Ercan Kesal, Peri Gazozu'nda olduğu gibi Cin Aynası'nda da kişisel tarihini (çocukluğu,gençliği, doktorluk ve sinema kariyeri ekseninde) toplumsal tarihimizle harmanlayarak, Türkiye tarihinden, yaşanan acılardan kesitler sunuyor.Özellikle Metin Erksan ile ilgili bölümlerde mekân ve toplumsal bellek ilişkisini gözler önüne seriyor.Edebiyat ve sinemaya bakış açısını da Cin Aynası'nda şöyle ifade ediyor.
"İyi yazının kısa cümlelerle, samimi ve yalın bir üslupla ve sahici bir dille kurulduğuna inanırım.Ağdalı, süslü ve tumturaklı bir edayla ne anlatabilirsiniz ki? Yazılan her şey aynı zamanda hayat gibi olmalı.Onun gibi net, yanı başınızda, anlaşılır ve apaçık.Edebiyat da sinema da derdi "insan" olan işler.Biri derdini görüntülerle, diğeri sözcüklerle anlatıyor."
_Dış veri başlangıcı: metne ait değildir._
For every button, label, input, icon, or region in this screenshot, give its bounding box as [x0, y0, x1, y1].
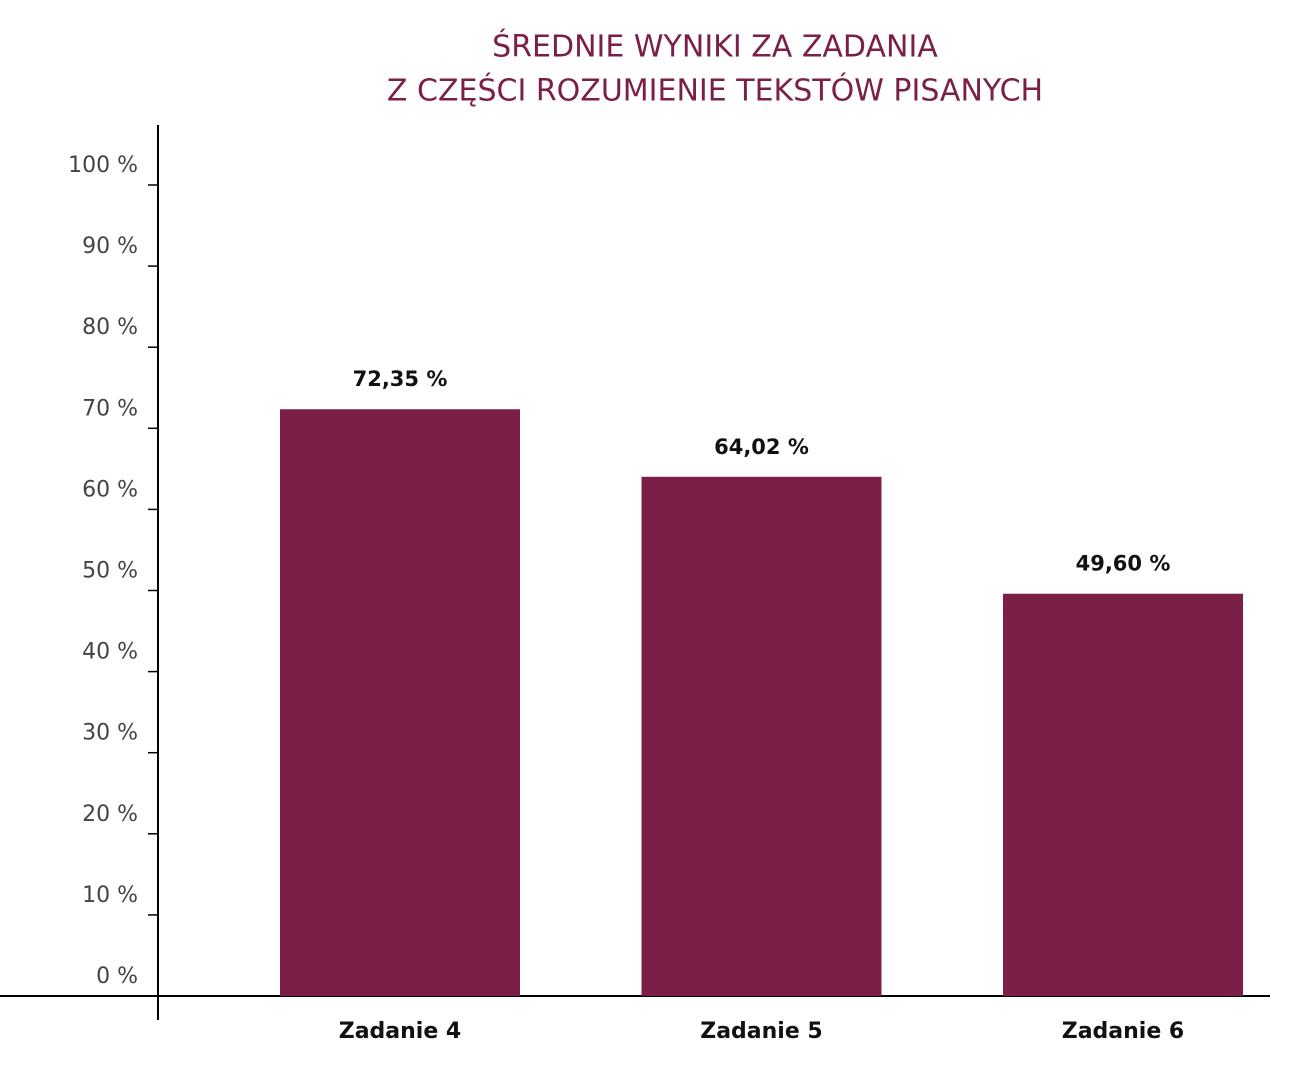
bar [641, 476, 882, 996]
y-tick-label: 80 % [82, 315, 138, 340]
x-tick-label: Zadanie 6 [1062, 1019, 1184, 1044]
y-tick-label: 0 % [96, 964, 138, 989]
y-tick-label: 50 % [82, 559, 138, 584]
y-tick-label: 90 % [82, 234, 138, 259]
value-label: 49,60 % [1076, 552, 1171, 576]
y-tick-label: 100 % [68, 153, 138, 178]
y-tick-label: 60 % [82, 477, 138, 502]
value-label: 72,35 % [353, 367, 448, 391]
x-tick-label: Zadanie 5 [700, 1019, 822, 1044]
chart-title: Z CZĘŚCI ROZUMIENIE TEKSTÓW PISANYCH [387, 72, 1043, 109]
y-tick-label: 30 % [82, 721, 138, 746]
x-tick-label: Zadanie 4 [339, 1019, 461, 1044]
y-tick-label: 10 % [82, 883, 138, 908]
chart-title: ŚREDNIE WYNIKI ZA ZADANIA [492, 28, 938, 65]
y-tick-label: 40 % [82, 640, 138, 665]
value-label: 64,02 % [714, 435, 809, 459]
bar [280, 409, 520, 997]
bar [1003, 593, 1243, 996]
y-tick-label: 70 % [82, 396, 138, 421]
y-tick-label: 20 % [82, 802, 138, 827]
Yine çok keyifli bir okuma oldu Cin Aynası...
Faşizm, çok uzaklarda bir yerde değildir. Sokağın ortasında, evlerimizin içinde ya da hiç çocuk olmamış bir takım adamların buz gibi kalplerinde gezinir durur. Her gün arabanızla yanından geçip gittiğiniz bir evde yaşayan genç bir kadının, hiç istemediği ve zorla dayatılan bir evliliği artık taşıyamayıp, bebeğini sırtına sararak kendini ipe vermesidir faşizm. Bir ülkenin ipin ucunda sallanan vicdanıdır yani. Ya da tecavüz edilerek öldürülen günahsız kızlarının hastane morgunda bekleyen cesedini bile almaktan korkan ana babaların çaresizliğidir.